Models Style and Models Inspire
Sauter describes the work she has been doing for the last eight years: “A lot of times, models are seen as just a body or a face. But when you look at the behind-the-scenes work, we kind of have our hands in everything.
“We do research, contribute ideas to the overall creative process. We help style ourselves, we help style the set. We do makeup, we do hair.”
And once all that is done, a different kind of work begins: “inspiration,” according to Steward. “We give ideas. Just by being there, sometimes. We walk into a room, and how we’re dressed or how we carry ourselves inspires the artist or photographer.”
“You have to dig deep to produce something that is an inspiration,” according to Powers. “It all shines through: the silent or quiet emotions that you have, your demeanor, your personality. It’s an all-encompassing thing,” she says.
Modeling Is Hard Work
“There’s this idea that modeling is a glamorous life. But the reality is that it’s very hard work. The actual time spent modeling might be short. But it often takes hours and hours of behind-the-scenes preparation,” says Powers.
But the actual time spent modeling might not be that short. As a life model, Amante poses for paintings and drawings. “I might hold a pose for at least two hours, but sometimes for five or six.”
She plans her days around the types of poses she’ll be doing. That might include “drinking water, resting, yoga—a lot of things that athletes and performers would do.
“You have to be aware of your body’s limits and abilities,” she says.
It’s hard work, and it’s painful, Steward says. “You would be surprised, just standing up straight, your weight distributed evenly how much it hurts after a while.”
He wonders how long Hiffernan had to pose for the “Symphony in White” paintings.

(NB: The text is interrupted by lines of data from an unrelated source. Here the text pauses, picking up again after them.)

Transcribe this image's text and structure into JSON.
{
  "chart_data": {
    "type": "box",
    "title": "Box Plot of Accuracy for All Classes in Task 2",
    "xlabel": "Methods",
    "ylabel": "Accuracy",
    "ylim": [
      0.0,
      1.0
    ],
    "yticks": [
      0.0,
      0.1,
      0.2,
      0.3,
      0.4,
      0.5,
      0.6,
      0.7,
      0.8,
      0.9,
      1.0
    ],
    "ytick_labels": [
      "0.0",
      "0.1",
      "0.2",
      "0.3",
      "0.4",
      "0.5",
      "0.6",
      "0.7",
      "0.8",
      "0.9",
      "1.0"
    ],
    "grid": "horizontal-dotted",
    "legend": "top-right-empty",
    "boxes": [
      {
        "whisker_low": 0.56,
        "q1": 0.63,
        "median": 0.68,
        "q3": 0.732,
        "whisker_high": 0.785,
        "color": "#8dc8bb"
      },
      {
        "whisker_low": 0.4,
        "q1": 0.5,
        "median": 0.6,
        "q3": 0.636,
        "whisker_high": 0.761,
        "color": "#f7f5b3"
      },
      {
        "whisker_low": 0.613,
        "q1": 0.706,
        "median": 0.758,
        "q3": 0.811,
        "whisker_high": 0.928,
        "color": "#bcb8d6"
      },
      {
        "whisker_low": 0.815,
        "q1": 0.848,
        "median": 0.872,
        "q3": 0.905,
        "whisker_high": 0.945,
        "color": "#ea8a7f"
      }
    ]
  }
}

He discerns some restlessness in her expression. “I can relate to that look.”
Models Shape the Future of Art
“Oftentimes models’ voices are lost,” says Sauter. “But it’s much more powerful when we have a say or some involvement.”
Steward explains that, sometimes, it’s the “subtle things” that reveal a lack of consideration. “You come into a studio, and the room is freezing.”
Other times, it’s not subtle at all. “I once worked with a photographer who felt that it was necessary to direct me physically, with his hands,” Amante recalls. “I had to repeatedly tell him to back off and eventually stop the shoot.”
Steward believes that voicing these perspectives “can change the whole dynamic for future models, artists, or photographers. It leaves a lasting impression for the people who come next.
“Collectively, that’s what we contribute to the process of creating the artwork.”
“Models have a much more important role in the artwork than just showing up,” says Powers. “This exhibition showcasing Hiffernan’s role is really key. They’re co-artists.”
You can see The Woman in White: Joanna Hiffernan and James McNeill Whistler at the National Gallery through October 10.